Le soleil tomba à ses genoux
et chagrina le ciel d'un voile de sang .
Le vent souffla tiède une fois encore, plus froid.

Le chien méchant tua la Lune

Charlotte Declue
Née en Oklahoma . Vit en Kansas
" la poésie amérindienne " éditions les cahiers de poésie rencontre numéro 25



POÉSIE KURDE

NARIM : Poésie kurde avec Emir Kamuran et A. Bedir-Khan

LE SILENCE...

A mon très cher ami
Bernard Dorin


Silence... silence...
Sur les cimes, dans les vallées,
Sur la neige immaculée,
Dans les parcs, dans les plaines...
Le monde retient son haleine.

Les ruisseaux ne murmurent plus
Comme dans les caves,
Comme dans les vignes
C'est le silence, c'est le silence

Le ciel se tait...
Le vent se tait
Comme si c'était un jour d'été...
C'est le silence, c'est le silence
Mais ceci n'est
Qu'une apparence! ...
Interroge-le !
Est-il muet ?
Ecoute-le bien
Entends-le bien
Il te dira combien je t'aime

Sous ma poitrine mon coeur se tait
De nostalgie et d'espérance...
Dans le bonheur, dans la souffrance
Le mot sublime est le silence,
C'est le silence, c'est le silence,
C'est l'ivresse de l'espérance ! ...

Puis-je espérer ? tu seras mienne ?
C'est un mot vain,
Je le sais bien...
Le désespoir dans l'espérance
C'est le silence, c'est le silence

Mais ceci n'est
Qu'une apparence
Interroge-le !
Est-il muet?
Ecoute-le bien
Entends-le bien
Il te dira combien je t'aime

Emir Kamuran

LA CARAVANE

La caravane passe

Entourée d'une cadence,

D'un silence,

D'un rythme sans écho.

Cherchant des sources des coteaux

Comme sur les mers, sans routes, les bateaux.

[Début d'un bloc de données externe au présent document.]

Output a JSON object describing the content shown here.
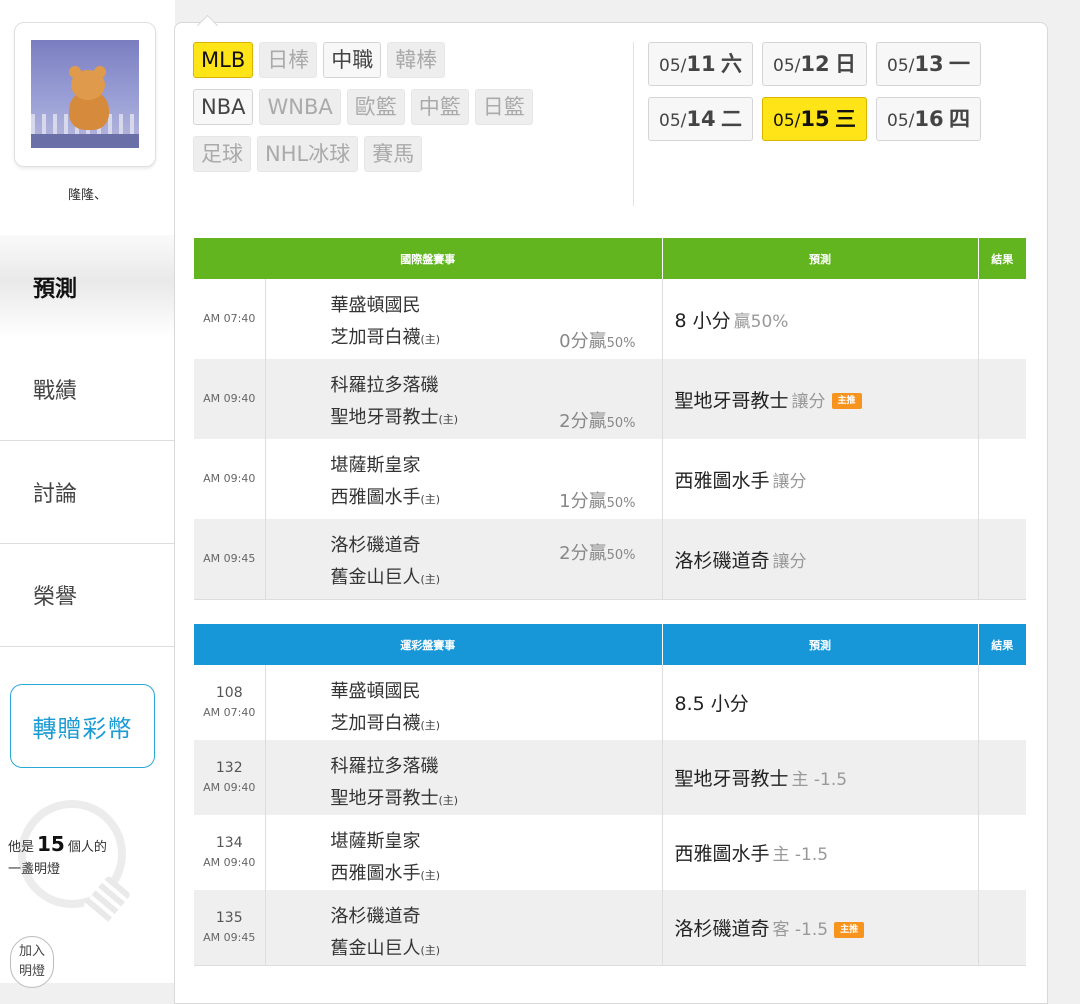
{
  "sidebar": {
    "username": "隆隆、",
    "nav": [
      "預測",
      "戰績",
      "討論",
      "榮譽"
    ],
    "transfer_label": "轉贈彩幣",
    "lamp": {
      "prefix": "他是",
      "count": "15",
      "suffix": "個人的",
      "line2": "一盞明燈"
    },
    "join": {
      "line1": "加入",
      "line2": "明燈"
    }
  },
  "sports": {
    "row1": [
      "MLB",
      "日棒",
      "中職",
      "韓棒"
    ],
    "row2": [
      "NBA",
      "WNBA",
      "歐籃",
      "中籃",
      "日籃"
    ],
    "row3": [
      "足球",
      "NHL冰球",
      "賽馬"
    ]
  },
  "dates": [
    {
      "md": "05/",
      "d": "11",
      "wd": "六"
    },
    {
      "md": "05/",
      "d": "12",
      "wd": "日"
    },
    {
      "md": "05/",
      "d": "13",
      "wd": "一"
    },
    {
      "md": "05/",
      "d": "14",
      "wd": "二"
    },
    {
      "md": "05/",
      "d": "15",
      "wd": "三"
    },
    {
      "md": "05/",
      "d": "16",
      "wd": "四"
    }
  ],
  "intl": {
    "headers": [
      "國際盤賽事",
      "預測",
      "結果"
    ],
    "rows": [
      {
        "time": "AM 07:40",
        "away": "華盛頓國民",
        "home": "芝加哥白襪",
        "home_tag": "(主)",
        "handicap": "0分贏",
        "pct": "50%",
        "pick": "8 小分",
        "pick_sub": "贏50%"
      },
      {
        "time": "AM 09:40",
        "away": "科羅拉多落磯",
        "home": "聖地牙哥教士",
        "home_tag": "(主)",
        "handicap": "2分贏",
        "pct": "50%",
        "pick": "聖地牙哥教士",
        "pick_sub": "讓分",
        "badge": "主推"
      },
      {
        "time": "AM 09:40",
        "away": "堪薩斯皇家",
        "home": "西雅圖水手",
        "home_tag": "(主)",
        "handicap": "1分贏",
        "pct": "50%",
        "pick": "西雅圖水手",
        "pick_sub": "讓分"
      },
      {
        "time": "AM 09:45",
        "away": "洛杉磯道奇",
        "home": "舊金山巨人",
        "home_tag": "(主)",
        "handicap": "2分贏",
        "pct": "50%",
        "pick": "洛杉磯道奇",
        "pick_sub": "讓分"
      }
    ]
  },
  "sport_lottery": {
    "headers": [
      "運彩盤賽事",
      "預測",
      "結果"
    ],
    "rows": [
      {
        "no": "108",
        "time": "AM 07:40",
        "away": "華盛頓國民",
        "home": "芝加哥白襪",
        "home_tag": "(主)",
        "pick": "8.5 小分",
        "pick_sub": ""
      },
      {
        "no": "132",
        "time": "AM 09:40",
        "away": "科羅拉多落磯",
        "home": "聖地牙哥教士",
        "home_tag": "(主)",
        "pick": "聖地牙哥教士",
        "pick_sub": "主 -1.5"
      },
      {
        "no": "134",
        "time": "AM 09:40",
        "away": "堪薩斯皇家",
        "home": "西雅圖水手",
        "home_tag": "(主)",
        "pick": "西雅圖水手",
        "pick_sub": "主 -1.5"
      },
      {
        "no": "135",
        "time": "AM 09:45",
        "away": "洛杉磯道奇",
        "home": "舊金山巨人",
        "home_tag": "(主)",
        "pick": "洛杉磯道奇",
        "pick_sub": "客 -1.5",
        "badge": "主推"
      }
    ]
  }
}
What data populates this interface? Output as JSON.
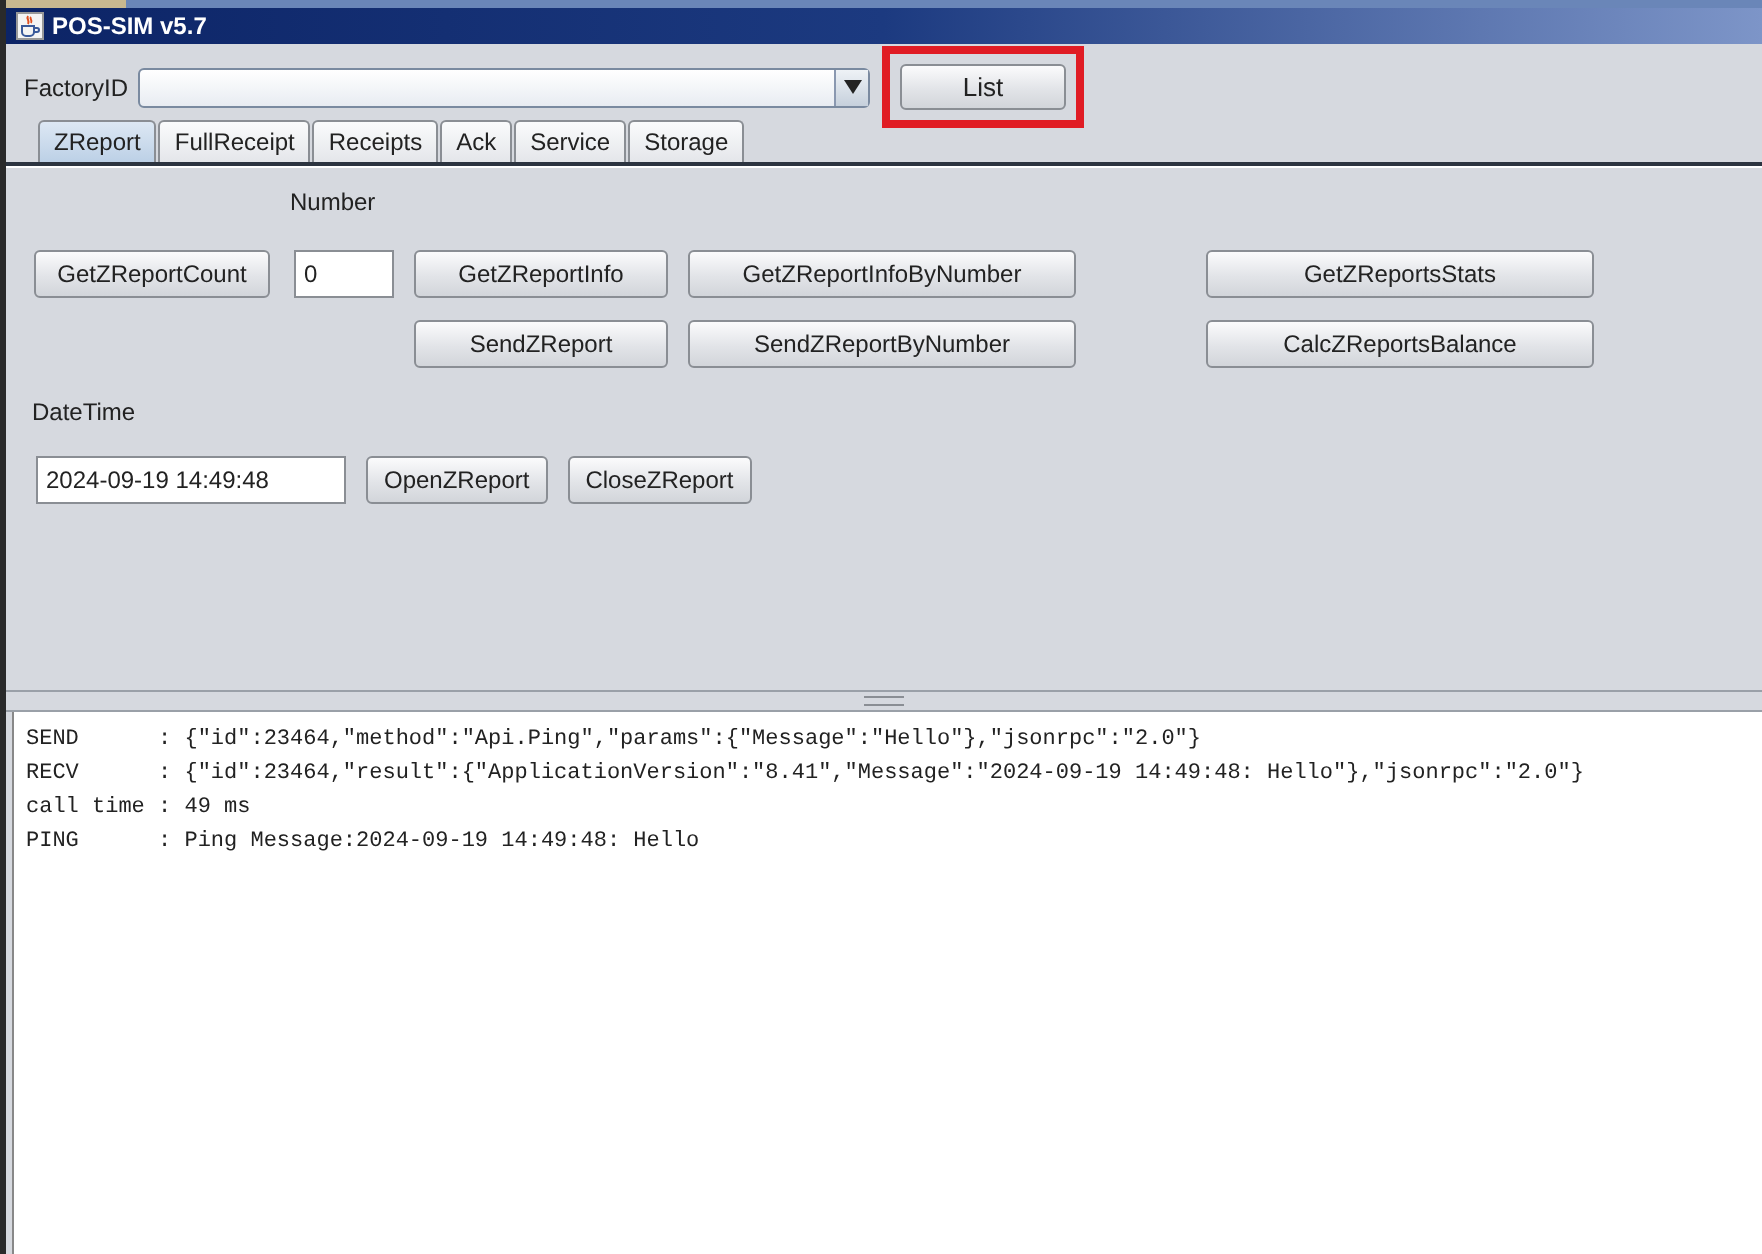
{
  "window": {
    "title": "POS-SIM v5.7"
  },
  "factory": {
    "label": "FactoryID"
  },
  "list_button": {
    "label": "List",
    "highlighted": true
  },
  "tabs": [
    {
      "label": "ZReport",
      "selected": true
    },
    {
      "label": "FullReceipt",
      "selected": false
    },
    {
      "label": "Receipts",
      "selected": false
    },
    {
      "label": "Ack",
      "selected": false
    },
    {
      "label": "Service",
      "selected": false
    },
    {
      "label": "Storage",
      "selected": false
    }
  ],
  "zreport": {
    "count_button": "GetZReportCount",
    "number_label": "Number",
    "number_value": "0",
    "button_rows": [
      [
        "GetZReportInfo",
        "GetZReportInfoByNumber",
        "GetZReportsStats"
      ],
      [
        "SendZReport",
        "SendZReportByNumber",
        "CalcZReportsBalance"
      ]
    ],
    "datetime_label": "DateTime",
    "datetime_value": "2024-09-19 14:49:48",
    "datetime_buttons": [
      "OpenZReport",
      "CloseZReport"
    ]
  },
  "log": [
    "SEND      : {\"id\":23464,\"method\":\"Api.Ping\",\"params\":{\"Message\":\"Hello\"},\"jsonrpc\":\"2.0\"}",
    "RECV      : {\"id\":23464,\"result\":{\"ApplicationVersion\":\"8.41\",\"Message\":\"2024-09-19 14:49:48: Hello\"},\"jsonrpc\":\"2.0\"}",
    "call time : 49 ms",
    "PING      : Ping Message:2024-09-19 14:49:48: Hello"
  ]
}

Sur la page blanche du désert

Où la lumière fond comme le plomb sur la flamme,

Les gazelles regardent de leurs yeux de femme.

La caravane passe

Liant les pays et les races,

Laissant sous leurs pas

Des mesures égales.

Le soleil est blanc, un morceau de cristal

Escortée par des ombres vives et berçantes,

Pensant à la nuit aux fraîcheurs caressantes

La vie a le rythme du pas des chameaux.

Tel un ciel hivernal par ses astres, les hameaux.

Des visages maigres et des regards sombres,

Leurs nuits sont longues et leur fatigue brève,

Cultivant la lumière et récoltant l'ombre.

Ils consolent leur espoir sur l'oreiller du rêve.



A.    Bedir-Khan
 




POÉSIE AMAZIGH


ALI IKEN  : Les chants et contes de Mririda, jeune hétaïre berbère, ont été recueillis en 1927 par un instituteur français René EULOGE et publié dans un ouvrage intitulé "Les Chants de la Tassaout - Mriridi Naït Attik" paru à Casablanca en octobre 1986.( asays.com )

Mririda

On m'a surnommée Mririda, Mririda,
Mririda, l'agile rainette des prés...
Je n'ai pas, je n'ai pas ses yeux d'or
Je n'ai pas, je n'ai pas sa blanche gorge,
Je n'ai pas, je n'ai pas sa verte tunique.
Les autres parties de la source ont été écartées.